Да, но следовало приблизиться к этому Людовику, что было не только трудно, но даже почти невозможно для дочери г-на Пуассона. Племянник ее крестного отца взял на себя устранить эту трудность.
Э&тот племянник, которого звали Ле Норман д’Этиоль и который был вторым откупщиком, просил и получил руку Жанны Антуанеты. Он был громадно богат, – это хорошо было, но зато наскучило то, что он был очень влюблен в свою жену, – влюблен, как безумный.
Первые два месяца Жанна терпеливо выносила эту любовь. Но вот она забеременела. Гм! Ребенок!.. Иногда он портит талию. Но против этой катастрофы нет лекарства!.. И вот она родила, а муж снова заговорил с ней о своей нежности.

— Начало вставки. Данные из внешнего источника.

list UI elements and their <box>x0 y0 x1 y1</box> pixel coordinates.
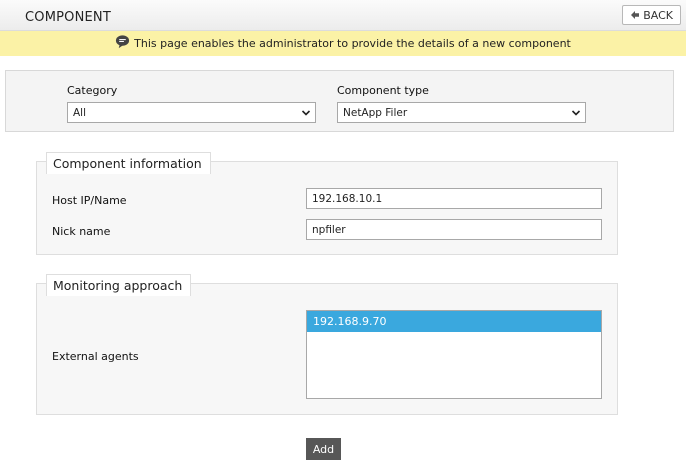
category-label: Category <box>67 84 118 97</box>
chevron-down-icon <box>301 110 311 116</box>
category-select-value: All <box>73 106 87 119</box>
host-input[interactable]: 192.168.10.1 <box>306 188 602 209</box>
page-header: COMPONENT BACK <box>0 0 686 31</box>
component-info-legend: Component information <box>46 152 211 174</box>
speech-bubble-icon <box>116 35 130 49</box>
host-label: Host IP/Name <box>52 194 127 207</box>
component-type-label: Component type <box>337 84 429 97</box>
monitoring-legend: Monitoring approach <box>46 274 192 296</box>
nick-name-label: Nick name <box>52 225 111 238</box>
chevron-down-icon <box>571 110 581 116</box>
info-banner: This page enables the administrator to p… <box>0 31 686 56</box>
back-arrow-icon <box>631 11 640 19</box>
back-button-label: BACK <box>643 8 673 22</box>
external-agents-listbox[interactable]: 192.168.9.70 <box>306 310 602 399</box>
back-button[interactable]: BACK <box>622 5 681 25</box>
page-title: COMPONENT <box>25 10 112 25</box>
nick-name-input[interactable]: npfiler <box>306 219 602 240</box>
banner-text: This page enables the administrator to p… <box>134 37 571 50</box>
component-type-select-value: NetApp Filer <box>343 106 408 119</box>
component-type-select[interactable]: NetApp Filer <box>337 102 586 123</box>
category-select[interactable]: All <box>67 102 316 123</box>
external-agents-label: External agents <box>52 350 139 363</box>
add-button[interactable]: Add <box>306 438 341 460</box>
agent-option[interactable]: 192.168.9.70 <box>307 311 601 332</box>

– О! прошу вас, сказала она ему, – позвольте мне вздохнуть!..
– Что вам угодно?..
– Полноте! Вы меня понимаете. Именно потому, что вы меня любите, вы избавите меня от боязни впасть в положение столь же беспокойное, сколько смешное. Беспокойное потому, что оно запрещает все удовольствия. Смешное… Но беременная женщина – не женщина: это бочка, тюк… Фи!.. Объявляю вам, что я убью себя, если вы сделаете мне второго ребенка?